There followed more interruptions and Mother seemed then so frustrated that she just abruptly stood up, pulled the bottle away and announced that she was going to put Lucy in her carrycot for a while and take Kim up to bed, which she did. Very quickly she was downstairs again saying: "Right, that's Kim dealt with." She took Lucy from her carrycot (she was not crying or evidently complaining in any obvious way) and looking at her as she lifted her out said "now let's start again, shall we?" She sat in the chair and offered Lucy the bottle, and whispered very closely to her, "This is much better isn't it?—A nice quiet feed—I bet you can't believe your luck, Lucy." However Lucy showed no interest in the bottle this time and pushed the teat away with her tongue.
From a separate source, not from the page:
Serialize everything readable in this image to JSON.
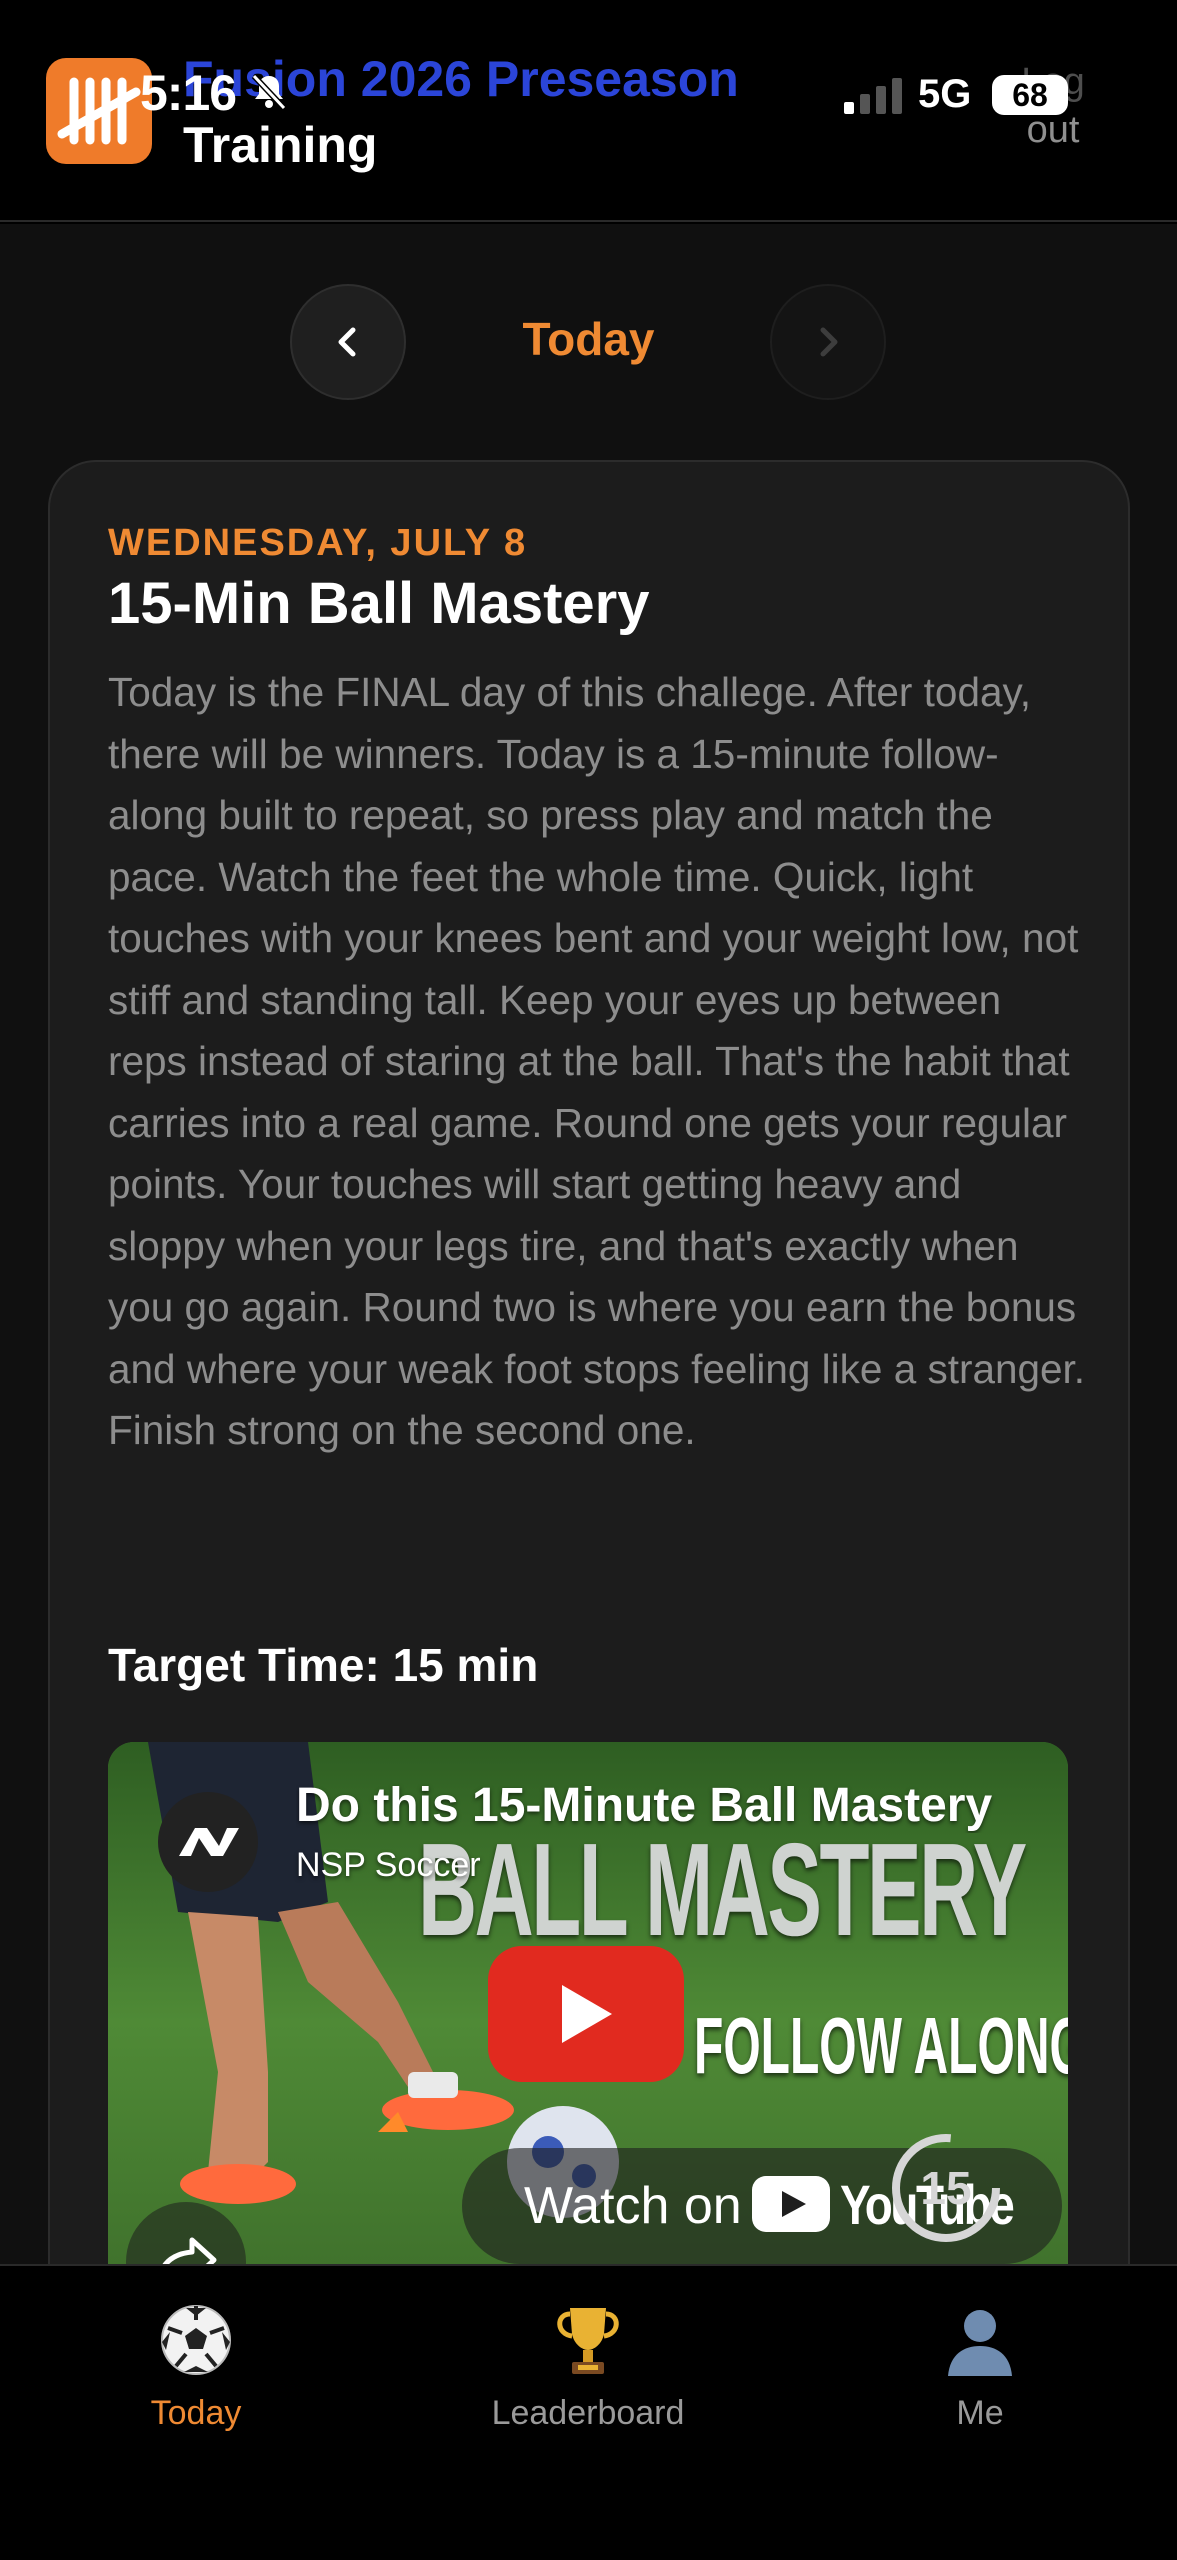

Mother seemed to be receptive to this and I noticed how she waited a little and then gently re-introduced the teat to her mouth. Lucy took it but didn't suck immediately; she stared at her mother with a long gaze and then rolled her eyes around the room. I wondered if she was looking for signs of Kim. Mother said to her, "It's O. K., Lucy, now we can have a bit of peace." The baby started at once to gulp the milk down in a very rapid way. She went at the bottle so quickly. She put up her right hand and held the side of the bottle. Mother said, "So you want to hold it as well." Lucy moved her hand and it went over Mother's and in this way it was a picture of the two of them holding the bottle. I had the impression that Lucy was afraid the same thing would happen again with Kim and she was hanging on to the bottle. But as I watched the feed I didn't have the impression that the baby was very relaxed or displaying any of the calmness that had been apparent at the beginning of the feed. The baby looked and behaved as if anxious.
Mother said to me she felt that Lucy "probably took in some sort of a pattern of frustration about all of these feeds that got spoilt when her sister was around." I said nothing. She continued, again as if to reassure herself, that "Kim really thought the world of Lucy and that Lucy enjoyed Kim."